For that to be financially feasible, landlords need to secure a fixed, long-term export tariff for their excess energy. For it to be operationally feasible, the traditionally manual and slow processes of planning and design, grid application, permitting, payment reconciliation, and more need to be automated and streamlined. 


Realising the opportunity


Delivering these generation facilities requires a highly dynamic and optimised supply and demand matching mechanism. 

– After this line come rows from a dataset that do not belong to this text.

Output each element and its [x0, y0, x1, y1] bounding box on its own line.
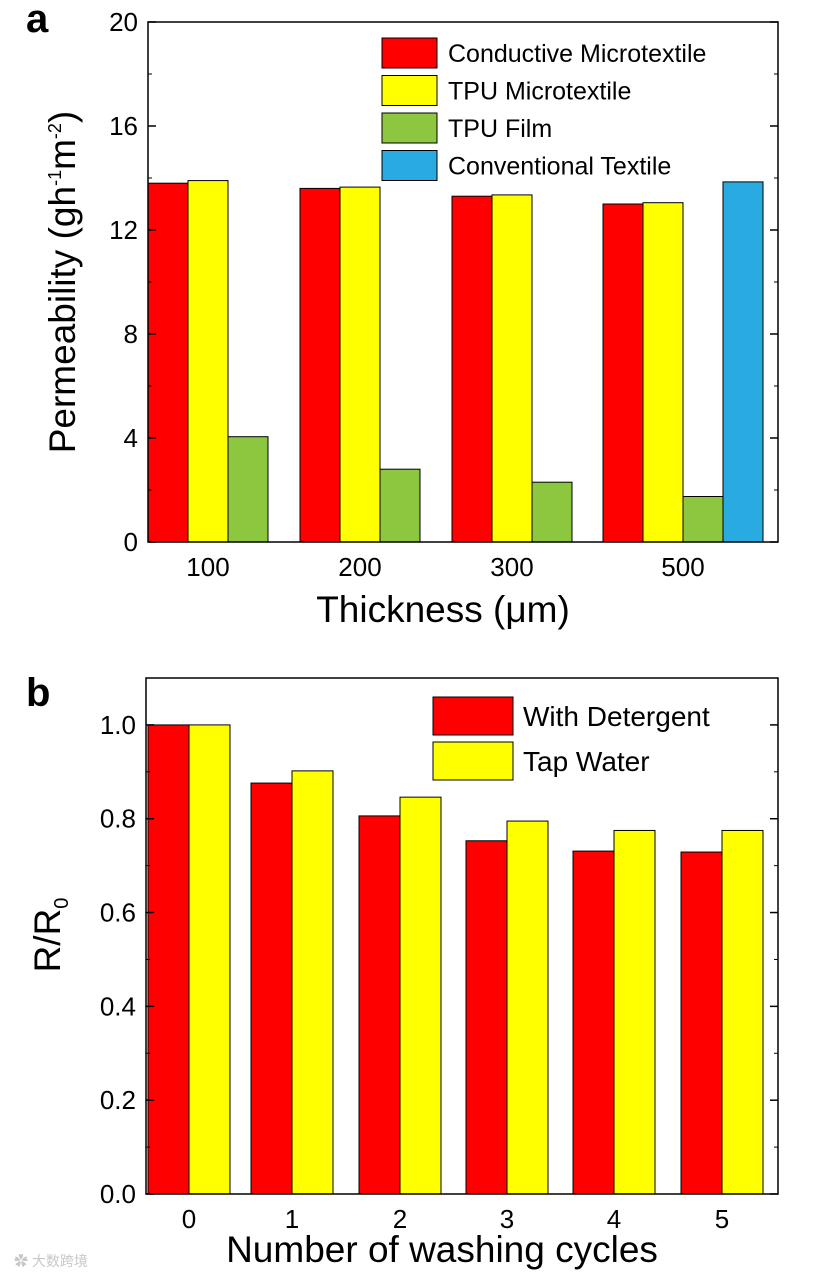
x-tick-label: 500: [661, 552, 704, 582]
bar-tpu-film-300: [531, 481, 573, 543]
y-axis-label-sup: -2: [45, 123, 65, 139]
y-tick-label: 16: [109, 111, 138, 141]
legend-label: Conductive Microtextile: [448, 40, 706, 68]
x-tick-label: 200: [338, 552, 381, 582]
x-tick-label: 300: [490, 552, 533, 582]
y-tick-label: 0.8: [100, 804, 136, 834]
bar-conductive-microtextile-300: [451, 195, 493, 543]
bar-tap-water-5: [721, 829, 764, 1195]
y-axis-label-text: m: [42, 139, 83, 170]
x-axis-label: Number of washing cycles: [226, 1229, 658, 1270]
legend-label: Conventional Textile: [448, 153, 671, 181]
y-tick-label: 0: [124, 527, 138, 557]
y-axis-label-text: ): [42, 111, 83, 123]
legend-label: With Detergent: [523, 701, 710, 732]
x-tick-label: 2: [393, 1204, 407, 1234]
plot-frame: [145, 677, 779, 1195]
bar-tpu-film-200: [379, 468, 421, 543]
bar-with-detergent-3: [465, 840, 508, 1195]
y-tick-label: 0.2: [100, 1085, 136, 1115]
watermark: ✿ 大数跨境: [14, 1253, 88, 1269]
y-tick-label: 0.4: [100, 991, 136, 1021]
chart-panel-a: a 100 200 300 500 0 4 8 12 16 20 Thickness (μm) Perm…: [26, 0, 779, 630]
bar-with-detergent-5: [680, 851, 723, 1195]
bar-conductive-microtextile-100: [147, 182, 189, 543]
legend-swatch: [381, 37, 438, 69]
y-tick-label: 20: [109, 7, 138, 37]
y-tick-label: 12: [109, 215, 138, 245]
y-axis-label-text: R/R: [27, 909, 68, 973]
x-tick-label: 4: [607, 1204, 621, 1234]
bar-conductive-microtextile-500: [602, 203, 644, 543]
bar-with-detergent-2: [358, 815, 401, 1195]
x-tick-label: 1: [285, 1204, 299, 1234]
bar-tpu-microtextile-500: [642, 202, 684, 543]
legend-label: TPU Microtextile: [448, 78, 631, 106]
legend: With Detergent Tap Water: [432, 696, 710, 781]
y-tick-label: 4: [124, 423, 138, 453]
bar-tpu-microtextile-100: [187, 180, 229, 543]
bar-tap-water-1: [291, 770, 334, 1195]
bar-tap-water-0: [188, 724, 231, 1195]
y-axis-label-sub: 0: [51, 898, 73, 909]
panel-label: a: [26, 0, 49, 41]
y-tick-label: 1.0: [100, 710, 136, 740]
x-tick-label: 0: [182, 1204, 196, 1234]
bar-with-detergent-4: [572, 850, 615, 1195]
x-tick-label: 5: [715, 1204, 729, 1234]
bar-tpu-microtextile-200: [339, 186, 381, 543]
panel-label: b: [26, 671, 50, 715]
legend-swatch: [381, 75, 438, 106]
legend-swatch: [432, 741, 514, 781]
y-axis-label: Permeability (gh-1m-2): [42, 111, 83, 454]
legend-swatch: [381, 150, 438, 181]
y-axis-label: R/R0: [27, 898, 73, 973]
x-axis-label: Thickness (μm): [316, 589, 570, 630]
bar-tpu-film-100: [227, 436, 269, 543]
legend-label: TPU Film: [448, 115, 552, 143]
bar-tap-water-3: [506, 820, 549, 1195]
legend-label: Tap Water: [523, 746, 650, 777]
y-axis-label-sup: -1: [45, 170, 65, 186]
bar-conductive-microtextile-200: [299, 187, 341, 543]
bar-with-detergent-1: [250, 782, 293, 1195]
y-tick-label: 8: [124, 319, 138, 349]
bar-tap-water-2: [399, 796, 442, 1195]
legend-swatch: [432, 696, 514, 736]
bar-tap-water-4: [613, 829, 656, 1195]
bar-tpu-microtextile-300: [491, 194, 533, 543]
y-axis-label-text: Permeability (gh: [42, 186, 83, 453]
legend-swatch: [381, 112, 438, 144]
bar-with-detergent-0: [147, 724, 190, 1195]
y-tick-label: 0.0: [100, 1179, 136, 1209]
y-tick-label: 0.6: [100, 898, 136, 928]
x-tick-label: 100: [186, 552, 229, 582]
chart-panel-b: b 0 1 2 3 4 5 0.0 0.2 0.4 0.6 0.8 1.0 Number of washi…: [26, 671, 779, 1270]
bar-conventional-textile-500: [722, 181, 764, 543]
bar-tpu-film-500: [682, 496, 724, 543]
legend: Conductive Microtextile TPU Microtextile T…: [381, 37, 706, 181]
x-tick-label: 3: [500, 1204, 514, 1234]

This mechanism must leverage advanced forecasting for generation and demand over time for each warehouse, accounting for location-aware information like grid capacity and weather. It must also be dynamic in the face of real-time shifts in operational performance and grid congestion. This requires an AI-driven data platform with fine-grained data flowing from and into operational sites, enriched with local grid and environmental data, for optimised real-time matching.

 

Gap closure requires a comprehensive approach which automates the significant operational efficiency hurdles: the complex and costly nature of feasibility studies, the intricate financial modeling required, lengthy grid application processes, and the complications of legal considerations. 


A paradigm shift


Realising the opportunity demands a paradigm shift in the energy ecosystem: toward AI-powered forecasting, aggregation, and matching, and toward fully utilised and operationally efficient generation sites. This paradigm shift is vital for new generation from the built environment to meet the growing demand for local renewable energy.


InRange is creating a new energy asset class from the built environment, unlocking new revenue streams for landlords and saving energy costs for tenants. The InRange platform provides guaranteed 10-year fixed export tariffs, with AI-powered matching of surplus energy to data centre and other in-network building demand through the InRange Marketplace.